Today's WSJ has an article on the use of neuroscience technologies to aid political campaigns. You may recall that Martha Farah wrote a guest post for the Neuroethics & Law Blog in which she discussed her skepticism about the ability of this sort of technology to do what some of its advocates say it can already do.
Here's how Martha gets quoted today in the WSJ:
Politics has always lagged behind business in adopting new marketing methods. One reason is cost: A typical brain-scan study costs around $10,000 for a small sample and can run up to $50,000 for multiple demographics. Moreover, candidates may shy away from tactics that could be seen as calculating or manipulative. "Taken to its logical limit," says Martha Farah, director of the neuroethics program at the University of Pennsylvania, "it's a kind of mind reading."

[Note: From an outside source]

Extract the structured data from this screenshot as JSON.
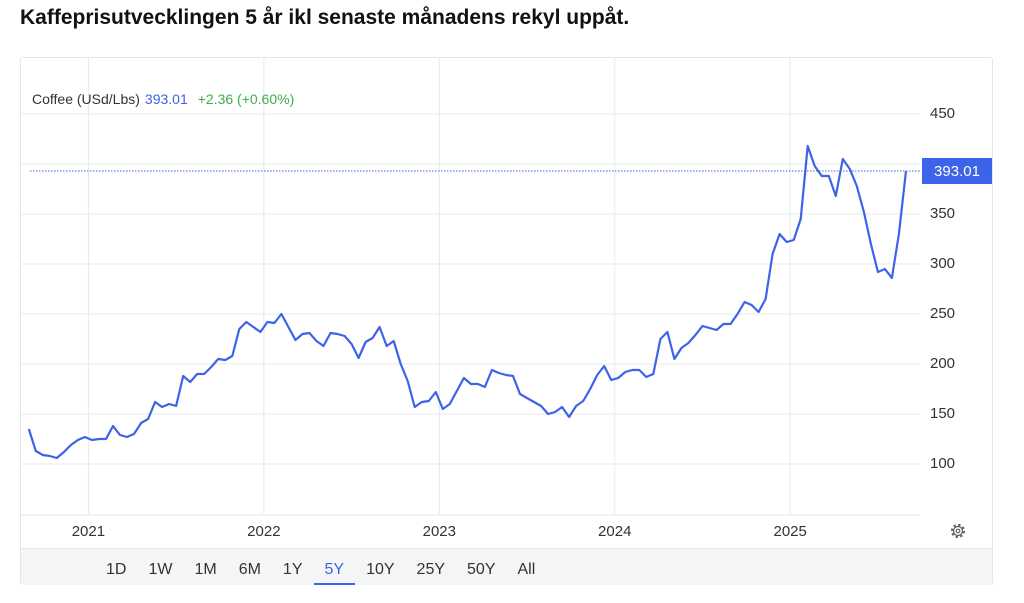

Well, sure, taken to its logical limit, it is a kind of mind reading. But I'm willing to bet that this was not the take home message Martha was trying to send. Granted, journalists have no obligation to quote a person's "take home" message. And, they do have very limited space. And, Liz Phelps has already played the role of the skeptical neuroscientist at this point in the article. But I do think that the quote can leave a very blurry impression of Martha's views. (But how should I know? I'm no mind reader. Unless I have a brain scanner. Then, I am.)
I too am surprised to read that quote from Dr. Farah. I also don't think that fMRI scanning is equivalent -- at a logical limit, whatever that means -- in any sense to "mind-reading" unless brain states are deemed to be equivalent with mind, which more than a few would deny.